Avec le succès du monumental « Limonov » », d’Emmanuel Carrère (chez P.O.L.), les Editions Albin Michel ont ressorti pendant l’été « Journal d’un raté », écrit par Edouard Limonov pendant son séjour new-yorkais et publié en France en 1982. Dans ce « journal », l’auteur livre ses humeurs et ses pensées de surdoué relégué au ban d’une société qui n’a pas pu, ni voulu intégrer ce personnage violent et contrasté. Carrère a très bien raconté les errements de sa trajectoire new-yorkaise : peu de temps après son arrivée, sa très jolie femme le quitte pour plus riche que lui, le reléguant à la précarité la plus totale. Puis il pense, un moment, retrouver une place chez les nantis alors qu’il ne sera que majordome d’un millionnaire dont la soubrette est sa maîtresse.

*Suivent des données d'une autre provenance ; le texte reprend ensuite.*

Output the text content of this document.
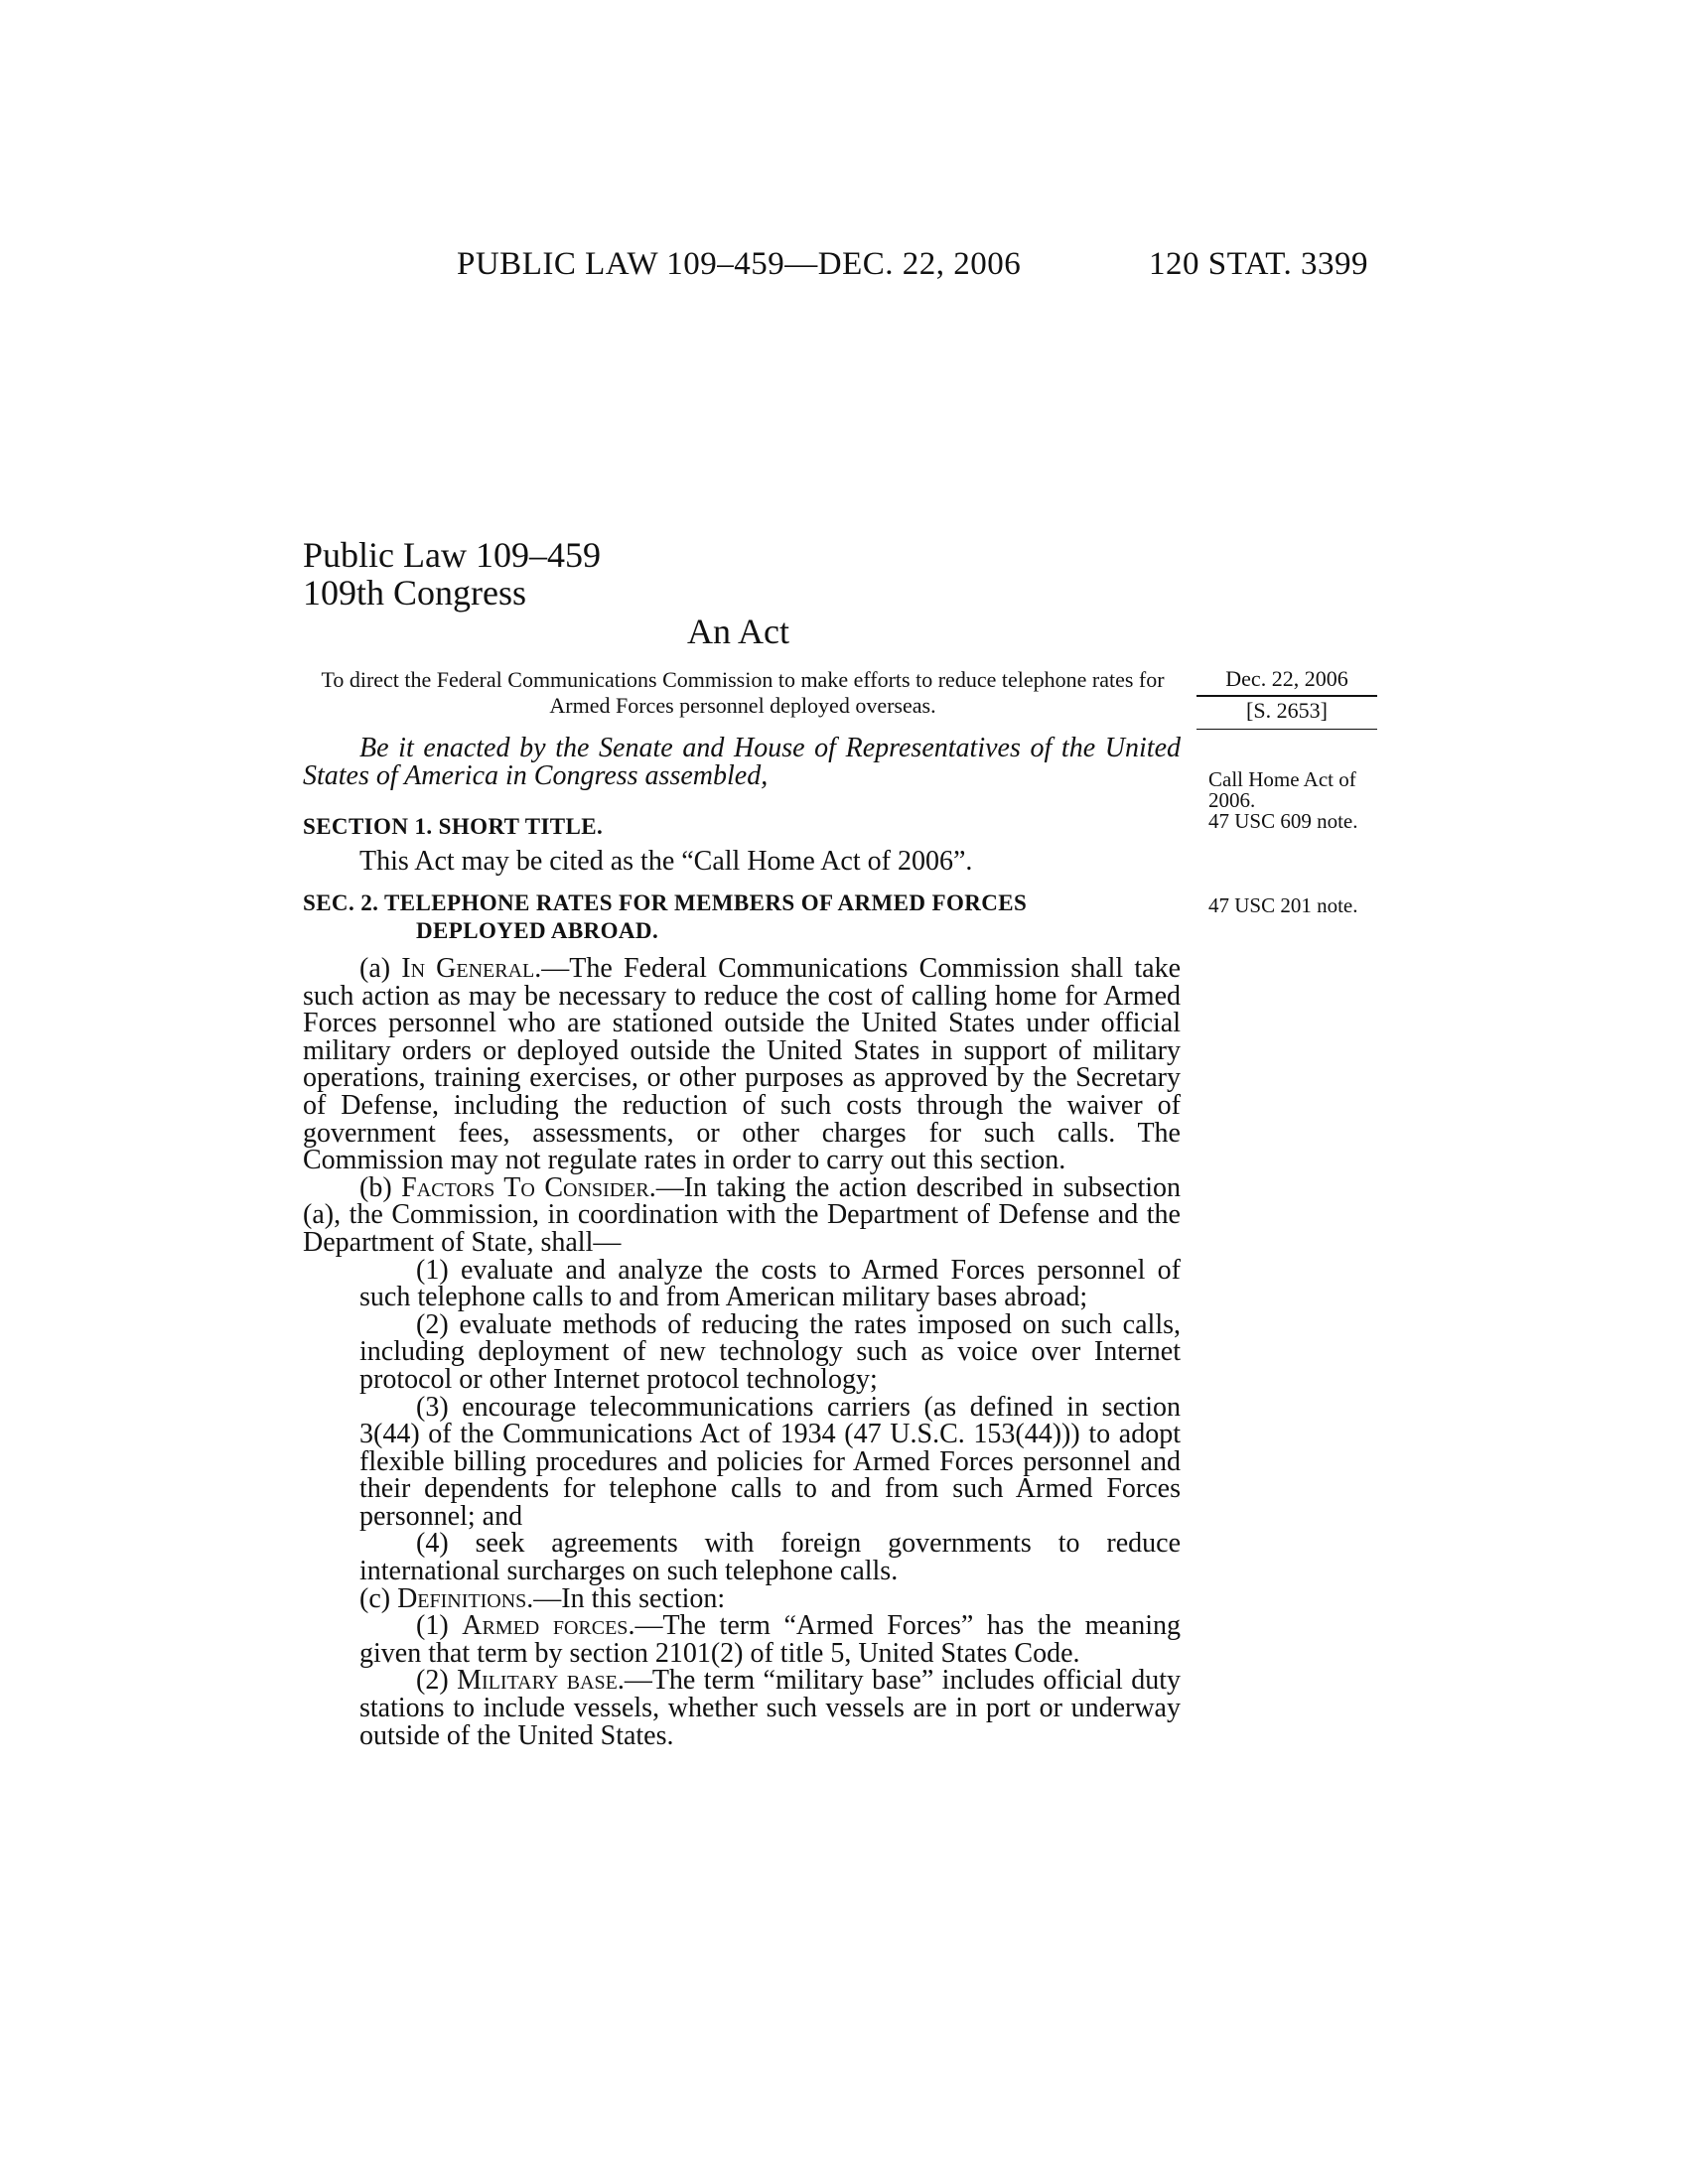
PUBLIC LAW 109–459—DEC. 22, 2006	120 STAT. 3399
Public Law 109–459
109th Congress
An Act
To direct the Federal Communications Commission to make efforts to reduce telephone rates for Armed Forces personnel deployed overseas.
Dec. 22, 2006
[S. 2653]
Call Home Act of
2006.
47 USC 609 note.
47 USC 201 note.
Be it enacted by the Senate and House of Representatives of the United States of America in Congress assembled,
SECTION 1. SHORT TITLE.
This Act may be cited as the “Call Home Act of 2006”.
SEC. 2. TELEPHONE RATES FOR MEMBERS OF ARMED FORCES
DEPLOYED ABROAD.

(a) In General.—The Federal Communications Commission shall take such action as may be necessary to reduce the cost of calling home for Armed Forces personnel who are stationed outside the United States under official military orders or deployed outside the United States in support of military operations, training exercises, or other purposes as approved by the Secretary of Defense, including the reduction of such costs through the waiver of government fees, assessments, or other charges for such calls. The Commission may not regulate rates in order to carry out this section.

(b) Factors To Consider.—In taking the action described in subsection (a), the Commission, in coordination with the Department of Defense and the Department of State, shall—

(1) evaluate and analyze the costs to Armed Forces personnel of such telephone calls to and from American military bases abroad;

(2) evaluate methods of reducing the rates imposed on such calls, including deployment of new technology such as voice over Internet protocol or other Internet protocol technology;

(3) encourage telecommunications carriers (as defined in section 3(44) of the Communications Act of 1934 (47 U.S.C. 153(44))) to adopt flexible billing procedures and policies for Armed Forces personnel and their dependents for telephone calls to and from such Armed Forces personnel; and

(4) seek agreements with foreign governments to reduce international surcharges on such telephone calls.

(c) Definitions.—In this section:

(1) Armed forces.—The term “Armed Forces” has the meaning given that term by section 2101(2) of title 5, United States Code.

(2) Military base.—The term “military base” includes official duty stations to include vessels, whether such vessels are in port or underway outside of the United States.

On peut donc voir dans ce journal où il crache sa haine et sa détresse de « chien enragé », la conséquence d’une immense frustration de ne pas avoir eu accès au milieu privilégié entrevu rapidement à son arrivée, où il n’était « qu’un Russe de plus » et dont il fut rapidement éjecté. Mais Limonov était-il vraiment soluble dans la bourgeoisie cosmopolite de New York ? Lui-même le souhaitait-il vraiment ? Rien n’est moins sûr. Il est et restera un « écrivain errant, étranger aberrant… Client du FBI, poète aux idées dangereuses. » Il se reconnait plus proche d’un maniaque sexuel qui a violé une fillette de douze ans que du conformisme petit-bourgeois asséné par la télévision ou le dandysme conservateur de la High Society » de New-York.

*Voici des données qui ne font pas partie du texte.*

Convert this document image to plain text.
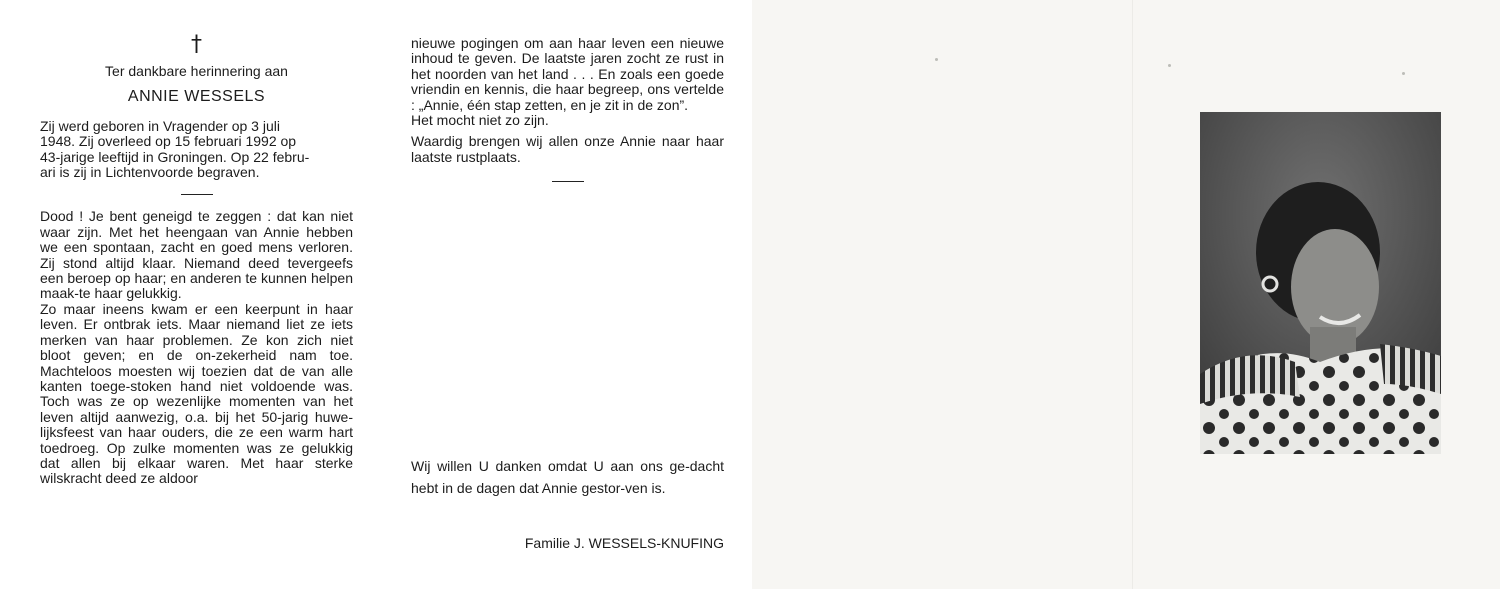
†
Ter dankbare herinnering aan
ANNIE WESSELS
Zij werd geboren in Vragender op 3 juli
1948. Zij overleed op 15 februari 1992 op
43-jarige leeftijd in Groningen. Op 22 febru-
ari is zij in Lichtenvoorde begraven.

Dood ! Je bent geneigd te zeggen : dat kan niet waar zijn. Met het heengaan van Annie hebben we een spontaan, zacht en goed mens verloren. Zij stond altijd klaar. Niemand deed tevergeefs een beroep op haar; en anderen te kunnen helpen maak-te haar gelukkig.

Zo maar ineens kwam er een keerpunt in haar leven. Er ontbrak iets. Maar niemand liet ze iets merken van haar problemen. Ze kon zich niet bloot geven; en de on-zekerheid nam toe. Machteloos moesten wij toezien dat de van alle kanten toege-stoken hand niet voldoende was. Toch was ze op wezenlijke momenten van het leven altijd aanwezig, o.a. bij het 50-jarig huwe-lijksfeest van haar ouders, die ze een warm hart toedroeg. Op zulke momenten was ze gelukkig dat allen bij elkaar waren. Met haar sterke wilskracht deed ze aldoor

nieuwe pogingen om aan haar leven een nieuwe inhoud te geven. De laatste jaren zocht ze rust in het noorden van het land . . . En zoals een goede vriendin en kennis, die haar begreep, ons vertelde : „Annie, één stap zetten, en je zit in de zon”.

Het mocht niet zo zijn.

Waardig brengen wij allen onze Annie naar haar laatste rustplaats.

Wij willen U danken omdat U aan ons ge-dacht hebt in de dagen dat Annie gestor-ven is.
Familie J. WESSELS-KNUFING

C’est donc tout à fait logiquement qu’il exhale un nihilisme quasi absolu tout au long de son journal en prônant une révolution souhaitée uniquement pour détruire : « Nous ne répondons pas à la question : « Que construirons-nous sur l’espace ainsi libéré ? », nous disons : « Notre objectif est détruire. » Non point faire table rase, comme dit la chanson, mais plus bas encore, descendre jusqu’aux racines, ne laisser d’autres vestiges que la poussière, comme les vainqueurs anéantissaient les villes antiques. Et un coup de charrue, par dessus !». A cette révolution, il invite presque tout le monde, dans une énumération un rien picaresque, « les voyous et les timides (ceux-là se battent bien), les revendeurs de drogue et les diffuseurs de prospectus dans les bordels (…) les dégoûtés de tout, ceux qui ont déjà dépensé absurdement une partie de leur vie dans une banque ou dans un grand magasin, (…) les mineurs ecoeurés de leur puits et les ouvriers exécrant leur usine, (…) les vagabonds et quelques honorables pères de famille exaspérés par ladite famille, (…) les soldats déserteurs en rupture de caserne et les étudiants déserteurs de campus (…) les braves et les forts venus de tous les horizons de la vie pour briller et acquérir la gloire, (…) les homosexuels enlacés deux par deux, les adolescents et les adolescentes qui s’aiment, et les lesbiennes aux toilettes éclatantes (…) les comédiens et les peintres et les musiciens et les écrivains dont personne n’achète les œuvres. Tous se présenteront. Prendront les armes et en finiront une fois pour toutes avec l’ordre établi. » Il précise ailleurs qu’il convie aussi « même les riches. (Notre révolution) n’est pas contre les riches, elle est contre cette civilisation. » Il bombe le torse en affirmant : » Bombardez-moi donc écrivain best-seller, faites-moi gagner un million du jour au lendemain : avec ce fric, je me procurerai des armes et susciterai un soulèvement
dans n ‘importe quel pays. » A l’évidence, Limonov n’a aucun projet politique, il fantasme une révolution comme un poète révolté, imaginant une apocalypse totale sans avènement d’une nouvelle ère. Ses engagements politiques ultérieurs montreront qu’il reste tenté par l’action armée mais sans vraiment passer totalement à l’acte, même pendant la guerre de Balkans des années 90. Comme si son rêve ne pouvait devenir réalité, car c’est un rêve de poète…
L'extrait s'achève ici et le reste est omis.